Il possède une seigneurie et une maison à
Doué.
Il devient l'homme fort
de Saumur, présent à tous les actes locaux importants,
et en particulier seul
signataire saumurois de la charte de 1162 sur le nouveau pont, dont il est sûrement un des
promoteurs. Il est aussi témoin de la charte sur la conquête
de la Vallée.
Il vit au château et il y élève Geoffroy,
le deuxième fils du comte Geoffroy Plantagenêt, qui
l'apprécie sûrement, mais sans lui confier de fonction
plus élevée.
IV b) |
Pierre I Roinard |
==Belle (mariage
un peu avant 1152) Descendance inconnue |
Baron qui vit dans l'entourage du comte Foulques le Jeune.
V a) Pierre II Roinard
Fils de Joscelin III ou d'un de ses frères, il est seulement seigneur de Boumois et cité de 1174 à 1220 en raison de ses démêlés avec le curé de Saint-Martin de la Place.

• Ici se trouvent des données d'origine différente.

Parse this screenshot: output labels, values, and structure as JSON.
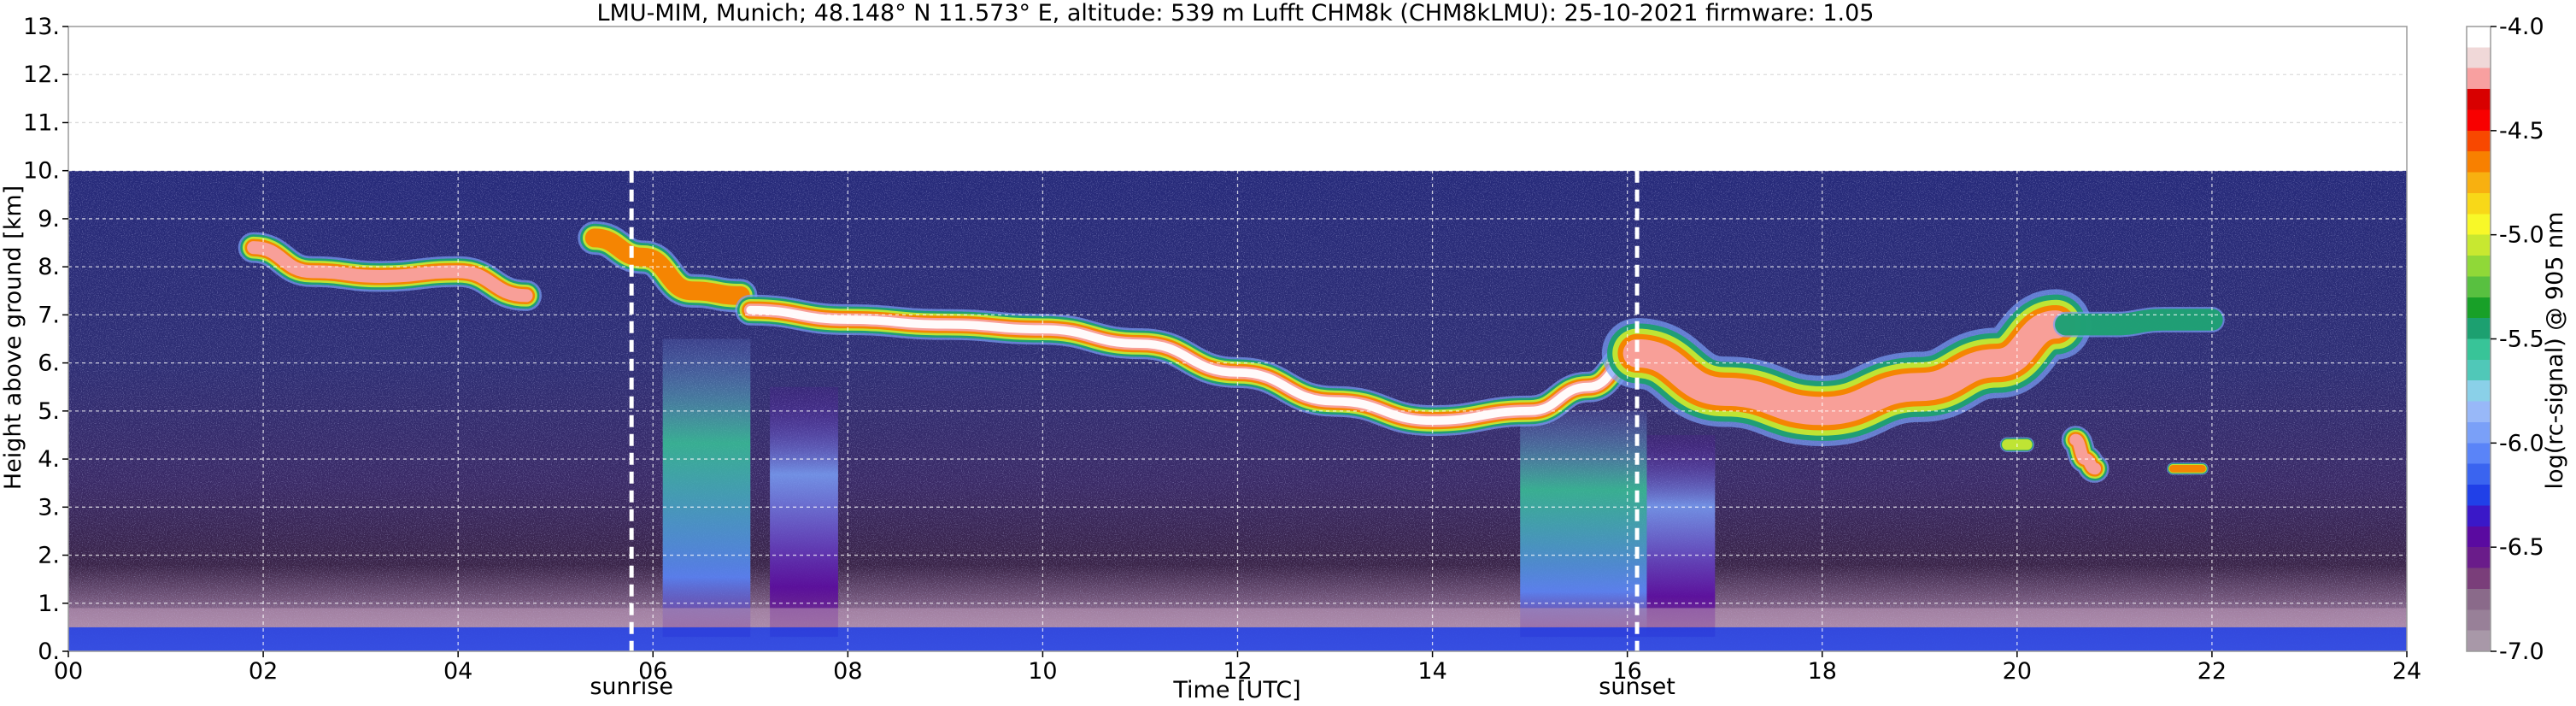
{
  "chart_data": {
    "type": "heatmap",
    "title": "LMU-MIM, Munich; 48.148° N 11.573° E, altitude: 539 m    Lufft CHM8k (CHM8kLMU): 25-10-2021    firmware: 1.05",
    "xlabel": "Time [UTC]",
    "ylabel": "Height above ground [km]",
    "xlim": [
      0,
      24
    ],
    "ylim": [
      0,
      13
    ],
    "x_ticks": [
      0,
      2,
      4,
      6,
      8,
      10,
      12,
      14,
      16,
      18,
      20,
      22,
      24
    ],
    "x_tick_labels": [
      "00",
      "02",
      "04",
      "06",
      "08",
      "10",
      "12",
      "14",
      "16",
      "18",
      "20",
      "22",
      "24"
    ],
    "y_ticks": [
      0,
      1,
      2,
      3,
      4,
      5,
      6,
      7,
      8,
      9,
      10,
      11,
      12,
      13
    ],
    "y_tick_labels": [
      "0.",
      "1.",
      "2.",
      "3.",
      "4.",
      "5.",
      "6.",
      "7.",
      "8.",
      "9.",
      "10.",
      "11.",
      "12.",
      "13."
    ],
    "grid": true,
    "data_top_height": 10,
    "colorbar": {
      "label": "log(rc-signal) @ 905 nm",
      "range": [
        -7.0,
        -4.0
      ],
      "ticks": [
        -7.0,
        -6.5,
        -6.0,
        -5.5,
        -5.0,
        -4.5,
        -4.0
      ],
      "tick_labels": [
        "-7.0",
        "-6.5",
        "-6.0",
        "-5.5",
        "-5.0",
        "-4.5",
        "-4.0"
      ],
      "colors": [
        "#a898a8",
        "#988098",
        "#8a6a8a",
        "#7a3e7a",
        "#6a1c8a",
        "#5a0aa0",
        "#3a18c8",
        "#2040e8",
        "#3a64f0",
        "#5a84f8",
        "#7aa0f8",
        "#98b8f8",
        "#8ad0e8",
        "#50c8b8",
        "#38c498",
        "#1ca070",
        "#18a028",
        "#58c040",
        "#90d838",
        "#c8e830",
        "#f8f828",
        "#f8d818",
        "#f8b010",
        "#f88000",
        "#f84800",
        "#f80000",
        "#d80000",
        "#f8a0a0",
        "#f0d8d8",
        "#ffffff"
      ]
    },
    "events": [
      {
        "label": "sunrise",
        "time": 5.78
      },
      {
        "label": "sunset",
        "time": 16.1
      }
    ],
    "cloud_layers": [
      {
        "x": [
          1.9,
          2.5,
          3.2,
          4.0,
          4.7
        ],
        "y": [
          8.4,
          7.9,
          7.8,
          7.9,
          7.4
        ],
        "thickness": 0.55,
        "peak": -4.3
      },
      {
        "x": [
          5.4,
          5.9,
          6.4,
          6.9
        ],
        "y": [
          8.6,
          8.2,
          7.5,
          7.4
        ],
        "thickness": 0.6,
        "peak": -4.6
      },
      {
        "x": [
          7.0,
          8.0,
          9.0,
          10.0,
          11.0,
          12.0,
          13.0,
          14.0,
          15.0,
          15.6,
          16.1
        ],
        "y": [
          7.1,
          6.9,
          6.8,
          6.7,
          6.4,
          5.8,
          5.2,
          4.8,
          5.0,
          5.5,
          6.2
        ],
        "thickness": 0.55,
        "peak": -4.1
      },
      {
        "x": [
          16.1,
          17.0,
          18.0,
          19.0,
          19.8,
          20.4
        ],
        "y": [
          6.2,
          5.4,
          5.0,
          5.5,
          6.0,
          6.8
        ],
        "thickness": 1.3,
        "peak": -4.3
      },
      {
        "x": [
          20.5,
          21.0,
          21.5,
          22.0
        ],
        "y": [
          6.8,
          6.8,
          6.9,
          6.9
        ],
        "thickness": 0.45,
        "peak": -5.2
      },
      {
        "x": [
          20.6,
          20.7,
          20.8
        ],
        "y": [
          4.4,
          4.0,
          3.8
        ],
        "thickness": 0.5,
        "peak": -4.2
      },
      {
        "x": [
          19.9,
          20.1
        ],
        "y": [
          4.3,
          4.3
        ],
        "thickness": 0.25,
        "peak": -5.0
      },
      {
        "x": [
          21.6,
          21.9
        ],
        "y": [
          3.8,
          3.8
        ],
        "thickness": 0.2,
        "peak": -4.6
      }
    ],
    "precip_fallstreaks": [
      {
        "x": [
          6.1,
          7.0
        ],
        "top": 6.5,
        "peak": -5.6
      },
      {
        "x": [
          7.2,
          7.9
        ],
        "top": 5.5,
        "peak": -6.0
      },
      {
        "x": [
          14.9,
          16.2
        ],
        "top": 5.0,
        "peak": -5.6
      },
      {
        "x": [
          16.2,
          16.9
        ],
        "top": 4.5,
        "peak": -6.0
      }
    ],
    "boundary_layer": {
      "top_km": 0.5,
      "peak": -6.3
    }
  }
}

Le rôle de la famille décline.
V b) Joscelin IV Roinard
Pourrait être un frère du précédent ; est cité dans un seul acte des années 1203-1220.
VI) Robert de Boumois
Personnage qui apparaît en 1205
et qui semble être le gardien du château de Saumur.
Je n'ai pu déterminer s'il s'agit d'un autre Roinard, portant
désormais le nom de sa terre, ainsi que le pratiquent les
nobles à partir de cette époque - ou bien d'un membre
d'une autre famille implantée désormais à
Boumois, en liaison avec la conquête de la région
par Philippe Auguste. Certains seigneurs locaux se sont ralliés
à Phippe Auguste et ont été récompensés,
d'autres, partisans de Jean Sans Terre, ont été
évincés.
Sources
- Examen de tous les cartulaires de la région
saumuroise et angevine.
- Etienne PAVARD, Le personnel d'origine angevine dans le gouvernement
d'Henri II Plantagenêt. Essai d'étude prosopographique,
Mém. de maîtrise, 1994. A.D.M.L., n° 9 044.

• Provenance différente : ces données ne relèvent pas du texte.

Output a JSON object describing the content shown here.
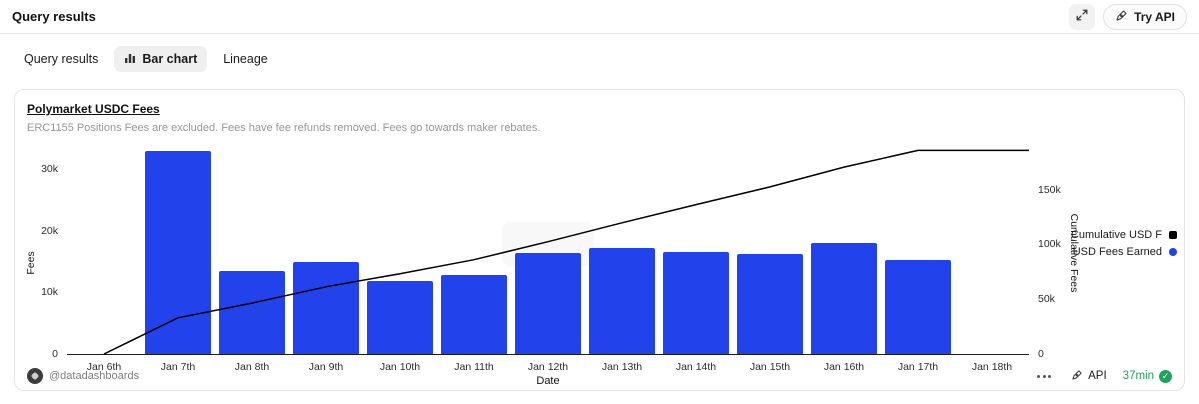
{
  "header": {
    "title": "Query results",
    "try_api_label": "Try API"
  },
  "tabs": [
    {
      "label": "Query results"
    },
    {
      "label": "Bar chart"
    },
    {
      "label": "Lineage"
    }
  ],
  "card": {
    "title": "Polymarket USDC Fees",
    "subtitle": "ERC1155 Positions Fees are excluded. Fees have fee refunds removed. Fees go towards maker rebates."
  },
  "footer": {
    "author": "@datadashboards",
    "api_label": "API",
    "updated": "37min"
  },
  "colors": {
    "bar": "#2243ec",
    "line": "#000000",
    "green": "#1ea35c",
    "tab_active_bg": "#efefef"
  },
  "icons": {
    "expand": "expand-icon",
    "api": "pen-nib-icon",
    "bar_chart": "bar-chart-icon",
    "more": "ellipsis-icon",
    "check": "check-circle-icon"
  },
  "chart_data": {
    "type": "bar",
    "title": "Polymarket USDC Fees",
    "xlabel": "Date",
    "grid": false,
    "legend_position": "right",
    "categories": [
      "Jan 6th",
      "Jan 7th",
      "Jan 8th",
      "Jan 9th",
      "Jan 10th",
      "Jan 11th",
      "Jan 12th",
      "Jan 13th",
      "Jan 14th",
      "Jan 15th",
      "Jan 16th",
      "Jan 17th",
      "Jan 18th"
    ],
    "series": [
      {
        "name": "USD Fees Earned",
        "type": "bar",
        "color": "#2243ec",
        "values": [
          0,
          33000,
          13400,
          14900,
          11900,
          12800,
          16400,
          17200,
          16600,
          16200,
          18000,
          15200,
          0
        ]
      },
      {
        "name": "Cumulative USD F",
        "type": "line",
        "color": "#000000",
        "values": [
          0,
          33000,
          46400,
          61300,
          73200,
          86000,
          102400,
          119600,
          136200,
          152400,
          170400,
          185600,
          185600
        ]
      }
    ],
    "left_axis": {
      "label": "Fees",
      "tick_labels": [
        "0",
        "10k",
        "20k",
        "30k"
      ],
      "tick_values": [
        0,
        10000,
        20000,
        30000
      ],
      "max": 33100
    },
    "right_axis": {
      "label": "Cumulative Fees",
      "tick_labels": [
        "0",
        "50k",
        "100k",
        "150k"
      ],
      "tick_values": [
        0,
        50000,
        100000,
        150000
      ],
      "max": 186000
    },
    "legend": [
      {
        "label": "Cumulative USD F",
        "color": "#000000",
        "marker": "square"
      },
      {
        "label": "USD Fees Earned",
        "color": "#2243ec",
        "marker": "circle"
      }
    ]
  }
}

Note complémentaire du 15 avril 2004
Cet essai de reconstitution d'une famille féodale aux XIe et XIIe siècles a été mis en ligne le 10 novembre 2001. En décembre 2003, est paru un article pourvu d'un énorme appareil documentaire : Christian CUSSONNEAU, « Une famille de chevalerie saumuroise : les Roinard de Boumois », Archives d'Anjou, n° 7, p. 5- 23. Reposant sur les mêmes sources, les deux prosopographies se ressemblent. Je continue à m'écarter de cette étude sur les points suivants :
1) Le fondateur de la lignée des Roinard à Saumur me paraît être « Goscelinus cognomento Rotundator », qui peu après 1026, reçoit de Foulques Nerra une terre importante enlevée à un certain Bérard et à l'abbaye de Saint-Florent ( A.D.M.L., H 2117, n° 3 ; exceptionnellement, une erreur dans l'inventaire de Marc Saché ). Mr Cussonneau place en tête Maurice, à partir de la charte CCLVIII du Livre Noir. Cet acte, suspecté par Maurice Hamon en raison de grattages, est repoussé vers la fin du XIe siècle par O. Guillot, Le Comte d'Anjou et son entourage au XIe siècle, Picard, 1972, t. 2, charte 431. Elle concerne donc un Maurice Roinard postérieur, l'époux de Sarrazine.
2) Dans la même notice A.D.M.L., H 2117, n° 3 ( 1061-1062 ), le témoin privilégié de la restitution apparaît sous deux dénominations : « Signum Goscelini Roginardi » et « Karta de Goscelino Rozoignardo ». Il faut y voir Joscelin II Roinard ; il n'est pas formellement dit qu'il est le fils du Joscelin précédent.
3) J'ai accordé à Joscelin III une longévité proche de 80 ans.
4) L'article de C. Cussonneau n'évoque pas l'énigmatique Robert de Boumois cité en 1205 : Recueil des Actes de Philippe Auguste, roi de France,, t. 2, 1943, n° 912, carta Robert de Bomer de Salmurio, juillet 1205. Philippe Auguste donne en fief à Robert de Bommiers ( selon les éditions, écrit "Bomer" ou "Bomiez" ) et à son héritier une rente annuelle de 150 livres tournois sur la foire de Saumur de mai, moyennant le service afférent à l'hommage lige. Il est légitime de voir dans ce nom Robert de Boumois et de penser qu'il est le gardien du château de Saumur, récemment conquis. La rente est énorme. Ce Robert est l'un des seigneurs angevins les mieux récompensés après Guillaume des Roches.